Венецианские каникулы (Гарзийо) - страница 67

— Тебе хорошо со мной? – задает мне неожиданный вопрос Алекс, прервав брожение в моей черепушке.

В моем мозгу вспыхивает красная лампочка «Внимание! Идет операция». Врачи пытаются вернуть к жизни мертворожденный корпус человеческих отношений. И вот в данную минуту этот омытый для похорон хиляк сделал первый вдох.

Я не знаю, как отреагировать. Ответить честно и продемонстрировать свое примитивное рабское нутро? Или высокомерно соврать, унизив таким образом и себя и его? Выбираю третий вариант.

— Ты разве не чувствуешь?

Знает ведь ответ, зачем спрашивает? Или думает, что по такой талантливой актрисе как я уже весь Голливуд обрыдался? Пока мозг занят делом, душа порхает в облаках сахарной ваты, восклицая тоненьким глупеньким голоском «Раз спрашивает, значит, я ему небезразлична!»

— Ответь, пожалуйста, прямо, да или нет, – проявляет твердость мой оппонент, отказываясь играть в «отгадалки».

Продолжать вилять ободранным хвостом, значит, выставить себя дурой.

— Да, – вынужденно признаюсь я, до конца неуверенная в правильности этого выбора.

— Я рад, – спокойно произносит он и поднимается с кровати.

Я слежу любопытным краем левого глаза, как Алекс одевается. Душа, свалившись кубарем со своих облаков, вопросительно таращит коровьи глазищи. И это все? А где, спрашивается, продолжение? Фейерверк признаний, бумажные сердечки и все прочие атрибуты, которые необходимы для поддержания жизнедеятельности едва пришедшего в сознание организма. Без обещанных вливаний, бедняга опять закорчился в агонии, грозясь на сей раз отойти в мир иной безвозвратно. Он рад. Ему просто не хватило привычной горсти благодарности, и он решил зачерпнуть побольше. Меня покусывает разочарование.

Запирая за Алексом дверь, я обнаруживаю на столике в коридоре квадратную коробочку с надписью Chanel. В ней очаровательные белые часы, которым позавидовала бы любая модница. Но вместо радости внутри пустота. Разве он не мог вручить мне подарок лично? Обязательно было оставить его вот так вот на тумбочке, акцентируя, что это и не подарок вовсе, а плата за оказываемые услуги?

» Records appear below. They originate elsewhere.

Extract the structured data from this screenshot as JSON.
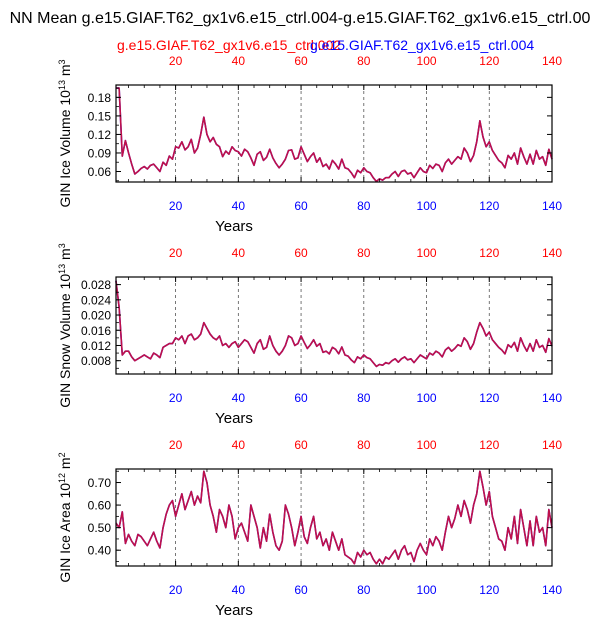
{
  "title": "NN Mean g.e15.GIAF.T62_gx1v6.e15_ctrl.004-g.e15.GIAF.T62_gx1v6.e15_ctrl.00",
  "legend": {
    "red_case": "g.e15.GIAF.T62_gx1v6.e15_ctrl.002",
    "blue_case": "g.e15.GIAF.T62_gx1v6.e15_ctrl.004"
  },
  "colors": {
    "red": "#ff0000",
    "blue": "#0000ff",
    "line_red": "#e00000",
    "line_blue": "#1a1aff",
    "line_mix": "#c8103f"
  },
  "chart_data": [
    {
      "type": "line",
      "name": "gin-ice-volume",
      "ylabel": "GIN Ice Volume 10",
      "ylabel_exp": "13",
      "ylabel_unit": "m",
      "ylabel_unit_exp": "3",
      "xlabel": "Years",
      "xlim": [
        1,
        140
      ],
      "ylim": [
        0.043,
        0.2
      ],
      "yticks": [
        "0.06",
        "0.09",
        "0.12",
        "0.15",
        "0.18"
      ],
      "ytick_values": [
        0.06,
        0.09,
        0.12,
        0.15,
        0.18
      ],
      "xticks_bottom": [
        "20",
        "40",
        "60",
        "80",
        "100",
        "120",
        "140"
      ],
      "xticks_top": [
        "20",
        "40",
        "60",
        "80",
        "100",
        "120",
        "140"
      ],
      "xtick_values": [
        20,
        40,
        60,
        80,
        100,
        120,
        140
      ],
      "series": [
        {
          "name": "g.e15.GIAF.T62_gx1v6.e15_ctrl.002",
          "values": [
            0.195,
            0.195,
            0.085,
            0.11,
            0.09,
            0.072,
            0.056,
            0.06,
            0.065,
            0.068,
            0.064,
            0.07,
            0.072,
            0.066,
            0.06,
            0.075,
            0.07,
            0.085,
            0.08,
            0.1,
            0.098,
            0.108,
            0.095,
            0.1,
            0.112,
            0.09,
            0.098,
            0.12,
            0.148,
            0.12,
            0.108,
            0.115,
            0.104,
            0.1,
            0.084,
            0.093,
            0.088,
            0.1,
            0.094,
            0.092,
            0.085,
            0.096,
            0.092,
            0.082,
            0.07,
            0.088,
            0.092,
            0.078,
            0.083,
            0.096,
            0.082,
            0.073,
            0.066,
            0.072,
            0.08,
            0.094,
            0.095,
            0.08,
            0.082,
            0.1,
            0.088,
            0.076,
            0.084,
            0.09,
            0.075,
            0.082,
            0.068,
            0.072,
            0.064,
            0.078,
            0.072,
            0.064,
            0.08,
            0.066,
            0.064,
            0.058,
            0.05,
            0.062,
            0.058,
            0.066,
            0.06,
            0.058,
            0.05,
            0.044,
            0.048,
            0.046,
            0.05,
            0.05,
            0.056,
            0.06,
            0.052,
            0.06,
            0.062,
            0.056,
            0.058,
            0.05,
            0.058,
            0.066,
            0.06,
            0.058,
            0.07,
            0.065,
            0.072,
            0.07,
            0.06,
            0.074,
            0.08,
            0.072,
            0.078,
            0.084,
            0.08,
            0.098,
            0.09,
            0.076,
            0.086,
            0.108,
            0.142,
            0.116,
            0.1,
            0.108,
            0.094,
            0.086,
            0.078,
            0.074,
            0.066,
            0.086,
            0.08,
            0.09,
            0.072,
            0.098,
            0.084,
            0.072,
            0.088,
            0.072,
            0.094,
            0.08,
            0.084,
            0.07,
            0.096,
            0.08
          ]
        }
      ]
    },
    {
      "type": "line",
      "name": "gin-snow-volume",
      "ylabel": "GIN Snow Volume 10",
      "ylabel_exp": "13",
      "ylabel_unit": "m",
      "ylabel_unit_exp": "3",
      "xlabel": "Years",
      "xlim": [
        1,
        140
      ],
      "ylim": [
        0.0045,
        0.03
      ],
      "yticks": [
        "0.008",
        "0.012",
        "0.016",
        "0.020",
        "0.024",
        "0.028"
      ],
      "ytick_values": [
        0.008,
        0.012,
        0.016,
        0.02,
        0.024,
        0.028
      ],
      "xticks_bottom": [
        "20",
        "40",
        "60",
        "80",
        "100",
        "120",
        "140"
      ],
      "xticks_top": [
        "20",
        "40",
        "60",
        "80",
        "100",
        "120",
        "140"
      ],
      "xtick_values": [
        20,
        40,
        60,
        80,
        100,
        120,
        140
      ],
      "series": [
        {
          "name": "g.e15.GIAF.T62_gx1v6.e15_ctrl.002",
          "values": [
            0.029,
            0.022,
            0.0095,
            0.0105,
            0.0105,
            0.009,
            0.008,
            0.0085,
            0.009,
            0.0095,
            0.009,
            0.0085,
            0.01,
            0.0095,
            0.0088,
            0.0115,
            0.012,
            0.0125,
            0.0125,
            0.014,
            0.0135,
            0.0145,
            0.0125,
            0.0145,
            0.015,
            0.0135,
            0.014,
            0.015,
            0.018,
            0.0165,
            0.015,
            0.014,
            0.0135,
            0.0145,
            0.012,
            0.0125,
            0.0115,
            0.0125,
            0.013,
            0.0115,
            0.0125,
            0.0135,
            0.013,
            0.0115,
            0.01,
            0.0125,
            0.0135,
            0.011,
            0.0115,
            0.0145,
            0.012,
            0.0105,
            0.0095,
            0.0105,
            0.012,
            0.0145,
            0.014,
            0.012,
            0.0125,
            0.0145,
            0.0128,
            0.0112,
            0.0122,
            0.0135,
            0.0118,
            0.0125,
            0.0102,
            0.0105,
            0.0098,
            0.0115,
            0.011,
            0.0098,
            0.0116,
            0.0095,
            0.0092,
            0.0082,
            0.0075,
            0.009,
            0.0085,
            0.0095,
            0.0088,
            0.0085,
            0.0075,
            0.0065,
            0.007,
            0.0068,
            0.0075,
            0.0072,
            0.008,
            0.0085,
            0.0076,
            0.0085,
            0.009,
            0.0082,
            0.0085,
            0.0075,
            0.0085,
            0.0095,
            0.009,
            0.0085,
            0.01,
            0.0095,
            0.0105,
            0.01,
            0.009,
            0.0108,
            0.0115,
            0.0105,
            0.0112,
            0.0122,
            0.0118,
            0.014,
            0.013,
            0.011,
            0.0125,
            0.0155,
            0.018,
            0.0165,
            0.0145,
            0.0155,
            0.0135,
            0.0125,
            0.0115,
            0.0108,
            0.0098,
            0.0122,
            0.0115,
            0.0128,
            0.0105,
            0.014,
            0.012,
            0.0105,
            0.0125,
            0.0105,
            0.0135,
            0.0115,
            0.012,
            0.0102,
            0.0138,
            0.0118
          ]
        }
      ]
    },
    {
      "type": "line",
      "name": "gin-ice-area",
      "ylabel": "GIN Ice Area 10",
      "ylabel_exp": "12",
      "ylabel_unit": "m",
      "ylabel_unit_exp": "2",
      "xlabel": "Years",
      "xlim": [
        1,
        140
      ],
      "ylim": [
        0.33,
        0.76
      ],
      "yticks": [
        "0.40",
        "0.50",
        "0.60",
        "0.70"
      ],
      "ytick_values": [
        0.4,
        0.5,
        0.6,
        0.7
      ],
      "xticks_bottom": [
        "20",
        "40",
        "60",
        "80",
        "100",
        "120",
        "140"
      ],
      "xticks_top": [
        "20",
        "40",
        "60",
        "80",
        "100",
        "120",
        "140"
      ],
      "xtick_values": [
        20,
        40,
        60,
        80,
        100,
        120,
        140
      ],
      "series": [
        {
          "name": "g.e15.GIAF.T62_gx1v6.e15_ctrl.002",
          "values": [
            0.52,
            0.5,
            0.57,
            0.43,
            0.47,
            0.44,
            0.42,
            0.47,
            0.46,
            0.44,
            0.42,
            0.45,
            0.48,
            0.44,
            0.41,
            0.5,
            0.56,
            0.6,
            0.62,
            0.55,
            0.6,
            0.65,
            0.58,
            0.62,
            0.66,
            0.6,
            0.64,
            0.61,
            0.75,
            0.7,
            0.6,
            0.55,
            0.48,
            0.58,
            0.55,
            0.5,
            0.6,
            0.55,
            0.45,
            0.5,
            0.52,
            0.48,
            0.44,
            0.6,
            0.55,
            0.5,
            0.41,
            0.5,
            0.44,
            0.56,
            0.48,
            0.42,
            0.4,
            0.44,
            0.6,
            0.56,
            0.5,
            0.42,
            0.48,
            0.55,
            0.46,
            0.43,
            0.5,
            0.55,
            0.45,
            0.48,
            0.42,
            0.45,
            0.4,
            0.48,
            0.44,
            0.4,
            0.45,
            0.38,
            0.37,
            0.36,
            0.34,
            0.39,
            0.37,
            0.4,
            0.38,
            0.39,
            0.36,
            0.34,
            0.36,
            0.34,
            0.37,
            0.36,
            0.38,
            0.4,
            0.36,
            0.4,
            0.42,
            0.38,
            0.39,
            0.35,
            0.4,
            0.43,
            0.4,
            0.38,
            0.45,
            0.42,
            0.46,
            0.44,
            0.4,
            0.48,
            0.55,
            0.5,
            0.54,
            0.6,
            0.55,
            0.62,
            0.58,
            0.52,
            0.6,
            0.65,
            0.75,
            0.68,
            0.6,
            0.66,
            0.55,
            0.5,
            0.45,
            0.44,
            0.4,
            0.5,
            0.45,
            0.55,
            0.43,
            0.58,
            0.5,
            0.42,
            0.53,
            0.42,
            0.55,
            0.48,
            0.5,
            0.42,
            0.58,
            0.5
          ]
        }
      ]
    }
  ]
}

Обида щиплет горло. Впервые за последние недели, я ощущаю, что отведенный мне Алексом клочок сделался для меня тесноват. Я выросла из роли немой любовницы-праздника, как ребенок вырастает из крошечной рубашонки. Она вся трещит по швам, мне хочется сбросить ее с себя, но альтернативного наряда мне не предложили. Достаю из холодильника бутылку белого вина и наливаю себе достаточно щедрую порцию, чтобы новоиспеченное горе могло захлебнуться в кисловатой жидкости. За моей спиной миллионы женщин. Миллионы искореженных собственной глупостью и наивностью судеб. Каждая из них взвалила однажды на свои белые, черные или желтые плечи тяжелый груз безнадежных отношений. В тот момент она, перекинув вальяжно этого нахального иждивенца через плечо, дала себе завет «ничего серьезного, сделаю пару шагов и брошу». Бросили единицы, большинство тащит и по сей день, точа изо дня в день собственную душу надеждой. Я не желаю становиться в строй этих добровольных мучениц. «Не становись», – презрительно хмыкает правое полушарие, «Кто ж тебя заставляет? Выплюнь этот кусок рыбы фугу, щедро сдобренный ядом сантиментов, и живи себе спокойно». Сдается мне, что выплевывать поздно. Отрава попала в кровь. Гурман лечению не подлежит. Я допиваю вино до дна, на котором не обнаруживается ни решения проблемы, ни успокоения.